I’d barely left the house in weeks, in fact. As I explained to the tracer, the only interaction I’d had with anyone outside my family bubble in the past week was meeting an old friend, but that was outside, both of us wearing masks and staying at least 6 feet apart. My son is in daycare, and we’ve been in a “bubble” with another family whose child also attends. But his school has introduced all sorts of precautions, with teachers and parents voluntarily testing regularly, a new air filtration system, and countless cleaning and safe-distancing protocols. It all seemed like a shocking reminder of how sneaky the virus really is.

After a few days pacing my hotel room, however, I was less sure. By then, my wife and son had both received several negative results; my friend and the other family had too, along with about two dozen parents and kids at the daycare.

I took a second test three days after the first, and the results came back overnight: negative. At my doctor’s suggestion, I took a third, three days after that at a different location. That too came back all clear. As per the guidelines at the time from the Centers for Disease Control and Prevention, I remained in quarantine for two weeks. But increasingly it felt like maybe something had gone wrong.

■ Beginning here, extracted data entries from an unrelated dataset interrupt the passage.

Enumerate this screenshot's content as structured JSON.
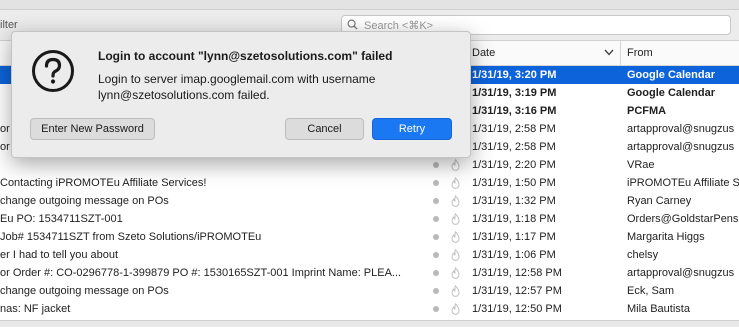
{
  "top_strip": {
    "partial_text": ""
  },
  "filter": {
    "label": "ilter",
    "search_placeholder": "Search <⌘K>"
  },
  "columns": {
    "date": "Date",
    "from": "From"
  },
  "rows": [
    {
      "subject": "",
      "date": "1/31/19, 3:20 PM",
      "from": "Google Calendar",
      "state": "selected-bold"
    },
    {
      "subject": "",
      "date": "1/31/19, 3:19 PM",
      "from": "Google Calendar",
      "state": "bold"
    },
    {
      "subject": "",
      "date": "1/31/19, 3:16 PM",
      "from": "PCFMA",
      "state": "bold"
    },
    {
      "subject": "or",
      "date": "1/31/19, 2:58 PM",
      "from": "artapproval@snugzus",
      "state": "normal"
    },
    {
      "subject": "or",
      "date": "1/31/19, 2:58 PM",
      "from": "artapproval@snugzus",
      "state": "normal"
    },
    {
      "subject": "",
      "date": "1/31/19, 2:20 PM",
      "from": "VRae",
      "state": "normal"
    },
    {
      "subject": "Contacting iPROMOTEu Affiliate Services!",
      "date": "1/31/19, 1:50 PM",
      "from": "iPROMOTEu Affiliate S",
      "state": "normal"
    },
    {
      "subject": "change outgoing message on POs",
      "date": "1/31/19, 1:32 PM",
      "from": "Ryan Carney",
      "state": "normal"
    },
    {
      "subject": "Eu PO: 1534711SZT-001",
      "date": "1/31/19, 1:18 PM",
      "from": "Orders@GoldstarPens",
      "state": "normal"
    },
    {
      "subject": "Job# 1534711SZT from Szeto Solutions/iPROMOTEu",
      "date": "1/31/19, 1:17 PM",
      "from": "Margarita Higgs",
      "state": "normal"
    },
    {
      "subject": "er I had to tell you about",
      "date": "1/31/19, 1:06 PM",
      "from": "chelsy",
      "state": "normal"
    },
    {
      "subject": "or Order #: CO-0296778-1-399879 PO #: 1530165SZT-001 Imprint Name: PLEA...",
      "date": "1/31/19, 12:58 PM",
      "from": "artapproval@snugzus",
      "state": "normal"
    },
    {
      "subject": "change outgoing message on POs",
      "date": "1/31/19, 12:57 PM",
      "from": "Eck, Sam",
      "state": "normal"
    },
    {
      "subject": "nas: NF jacket",
      "date": "1/31/19, 12:50 PM",
      "from": "Mila Bautista",
      "state": "normal"
    }
  ],
  "dialog": {
    "title": "Login to account \"lynn@szetosolutions.com\" failed",
    "message_line1": "Login to server imap.googlemail.com with username",
    "message_line2": "lynn@szetosolutions.com failed.",
    "buttons": {
      "enter_new_password": "Enter New Password",
      "cancel": "Cancel",
      "retry": "Retry"
    },
    "icon": "question-mark-icon"
  },
  "colors": {
    "selection": "#0d63d9",
    "primary_button": "#1a78f2"
  }
}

I began to wonder what it means to test positive. A Covid test is not a binary thing. There is no single, standard way to detect the virus; different labs set their own thresholds for signaling a positive result. Some experts now think that the sensitivity of a test, and how much virus it detects, should be factored into behavioral guidelines and the public health response.

My initial test was at a drive-through site run by the city of Cambridge, Massachusetts. A swab from my nose went from there to the Broad Institute, a biomedical research center created by Harvard and MIT that converted its genomics lab into a Covid-19 testing facility in March.

The Broad uses a technique known as polymerase chain reaction (PCR) to detect viral genetic material in a sample. A PCR test typically takes a day or more to produce a result, but it is considered the gold standard of Covid testing, because it’s so good at picking up minuscule fragments of the virus. Rapid tests, which detect specific proteins on the surface of the virus, are cheaper and faster, but they are less accurate than PCR and work best when someone has high levels of the virus.

A PCR Covid test involves preparing a sample using chemical reagents to isolate fragments of RNA and enzymes to generate complementary strands of DNA. The lab then amplifies this DNA by adding compatible strands carrying fluorescent markers that break off and activate after binding. This process is repeated over and over. If the virus is present, then the chamber containing the sample should start to glow.

The number of cycles required to trigger a result is crucial. The more virus someone is carrying, the fewer cycles needed; more cycles mean the patient likely has only a low level of infection. Labs generally do not disclose the number of cycles required to get a result—only whether or not there is one. Broad uses 40 cycles as the limit for its tests, as recommended by the CDC. If the sample doesn’t glow by 40 cycles, the result is considered negative. But some other labs use different thresholds.